Утром Аглая Тихоновна накормила ее на завтрак горячими блинчиками с малиновым вареньем. Выглядели блинчики безукоризненно, из чего Катя сделала вывод, что душевное состояние хозяйки за ночь понемногу пришло в норму. После завтрака позвонила Глаша, сказала, что едет домой и везет Аню с собой, потому что та не может оставаться одна.

Жалостливая Аглая Тихоновна тут же затеялась с новой партией блинов, а заодно еще с куриным бульоном на обед, так что Катя убежала в театр без особой тяжести на душе. Было понятно, что в данный момент никому из Колокольцевых ничего не угрожает. А вот дальше…

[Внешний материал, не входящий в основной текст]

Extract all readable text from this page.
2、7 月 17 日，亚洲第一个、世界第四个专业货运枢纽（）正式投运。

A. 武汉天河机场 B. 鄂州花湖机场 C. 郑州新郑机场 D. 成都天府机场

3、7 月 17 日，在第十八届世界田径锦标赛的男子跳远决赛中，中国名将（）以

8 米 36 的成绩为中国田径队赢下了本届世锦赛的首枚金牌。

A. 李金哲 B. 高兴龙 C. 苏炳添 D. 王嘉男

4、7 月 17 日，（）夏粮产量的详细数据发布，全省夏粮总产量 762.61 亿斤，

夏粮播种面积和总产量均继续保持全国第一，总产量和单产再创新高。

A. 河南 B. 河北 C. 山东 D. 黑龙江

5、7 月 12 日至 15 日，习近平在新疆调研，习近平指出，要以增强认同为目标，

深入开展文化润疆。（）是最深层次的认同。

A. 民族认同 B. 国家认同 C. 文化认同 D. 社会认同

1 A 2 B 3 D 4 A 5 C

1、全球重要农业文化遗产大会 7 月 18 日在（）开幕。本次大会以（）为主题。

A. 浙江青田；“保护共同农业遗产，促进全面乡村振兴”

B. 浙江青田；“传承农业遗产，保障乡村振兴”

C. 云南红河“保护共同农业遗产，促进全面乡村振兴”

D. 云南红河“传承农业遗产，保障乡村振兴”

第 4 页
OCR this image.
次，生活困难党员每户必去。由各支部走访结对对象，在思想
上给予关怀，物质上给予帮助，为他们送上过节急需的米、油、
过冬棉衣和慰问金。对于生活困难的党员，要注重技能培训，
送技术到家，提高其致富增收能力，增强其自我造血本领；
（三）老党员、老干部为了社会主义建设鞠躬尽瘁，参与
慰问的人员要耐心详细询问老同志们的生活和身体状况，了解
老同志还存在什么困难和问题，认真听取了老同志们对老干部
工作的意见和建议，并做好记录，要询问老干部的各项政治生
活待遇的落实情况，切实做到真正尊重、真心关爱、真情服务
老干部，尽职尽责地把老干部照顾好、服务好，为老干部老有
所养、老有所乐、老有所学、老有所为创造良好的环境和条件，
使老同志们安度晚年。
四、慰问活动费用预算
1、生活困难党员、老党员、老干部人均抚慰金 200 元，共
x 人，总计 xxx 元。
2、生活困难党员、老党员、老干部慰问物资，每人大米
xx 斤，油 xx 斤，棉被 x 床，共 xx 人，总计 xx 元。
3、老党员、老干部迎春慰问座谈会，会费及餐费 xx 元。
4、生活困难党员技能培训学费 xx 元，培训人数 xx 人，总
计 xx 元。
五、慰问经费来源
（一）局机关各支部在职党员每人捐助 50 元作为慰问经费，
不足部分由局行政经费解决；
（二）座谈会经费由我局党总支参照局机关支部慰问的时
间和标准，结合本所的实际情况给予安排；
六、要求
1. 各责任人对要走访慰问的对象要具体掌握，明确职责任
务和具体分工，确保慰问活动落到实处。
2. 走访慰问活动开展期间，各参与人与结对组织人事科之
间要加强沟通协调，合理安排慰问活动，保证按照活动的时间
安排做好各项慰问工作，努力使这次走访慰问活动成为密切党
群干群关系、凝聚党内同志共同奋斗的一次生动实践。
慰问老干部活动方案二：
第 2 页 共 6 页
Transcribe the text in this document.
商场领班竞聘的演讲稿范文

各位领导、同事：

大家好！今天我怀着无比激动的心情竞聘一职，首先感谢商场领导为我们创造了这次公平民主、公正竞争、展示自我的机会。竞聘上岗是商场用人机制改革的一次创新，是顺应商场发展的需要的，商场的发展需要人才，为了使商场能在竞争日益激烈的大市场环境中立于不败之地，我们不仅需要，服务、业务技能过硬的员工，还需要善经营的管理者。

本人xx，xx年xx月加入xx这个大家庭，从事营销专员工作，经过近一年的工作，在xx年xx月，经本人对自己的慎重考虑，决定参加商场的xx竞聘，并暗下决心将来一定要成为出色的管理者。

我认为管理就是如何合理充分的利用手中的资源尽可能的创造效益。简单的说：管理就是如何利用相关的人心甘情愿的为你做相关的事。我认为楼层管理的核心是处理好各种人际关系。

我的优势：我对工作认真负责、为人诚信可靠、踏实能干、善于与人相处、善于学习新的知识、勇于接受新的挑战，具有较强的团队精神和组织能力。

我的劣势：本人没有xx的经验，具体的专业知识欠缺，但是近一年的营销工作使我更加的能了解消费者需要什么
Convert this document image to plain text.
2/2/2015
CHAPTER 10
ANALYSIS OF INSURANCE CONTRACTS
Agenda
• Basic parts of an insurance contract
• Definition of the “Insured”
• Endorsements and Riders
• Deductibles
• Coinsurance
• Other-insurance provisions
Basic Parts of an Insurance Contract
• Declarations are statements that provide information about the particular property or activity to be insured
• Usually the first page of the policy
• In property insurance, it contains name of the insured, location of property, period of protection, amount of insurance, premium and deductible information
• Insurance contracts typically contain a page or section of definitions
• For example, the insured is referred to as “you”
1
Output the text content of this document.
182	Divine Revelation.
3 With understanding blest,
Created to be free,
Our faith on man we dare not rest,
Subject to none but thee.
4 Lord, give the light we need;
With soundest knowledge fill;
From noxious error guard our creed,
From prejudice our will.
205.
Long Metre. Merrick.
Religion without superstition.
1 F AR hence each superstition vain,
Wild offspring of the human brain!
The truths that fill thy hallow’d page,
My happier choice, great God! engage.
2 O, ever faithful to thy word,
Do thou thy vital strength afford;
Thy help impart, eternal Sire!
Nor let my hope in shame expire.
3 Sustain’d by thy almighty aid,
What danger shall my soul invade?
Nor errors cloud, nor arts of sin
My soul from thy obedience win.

Решившись, наконец, набрать нужный номер, Катя глубоко вздохнула, как перед прыжком в воду.

– Здравствуйте, Екатерина, – услышала она низкий и, кажется, чем-то довольный голос в трубке. – Не ожидал вас услышать, хотя, признаться, очень рад. У вас какое-то дело?

На мгновение Кате стало стыдно, что ее действия были столь очевидными. Действительно, она не могла позвонить одному из своих учеников ни за чем иным, кроме как по делу. Даже о репетициях они договаривались всегда письменно, через созданный специально для участников Открытого театра чат в Вотсапе, а никаких других причин для неожиданных звонков следователю Бекетову у актрисы Холодовой не было и быть не могло.

– Владимир Николаевич, мне нужна ваша помощь, – уныло сказала она.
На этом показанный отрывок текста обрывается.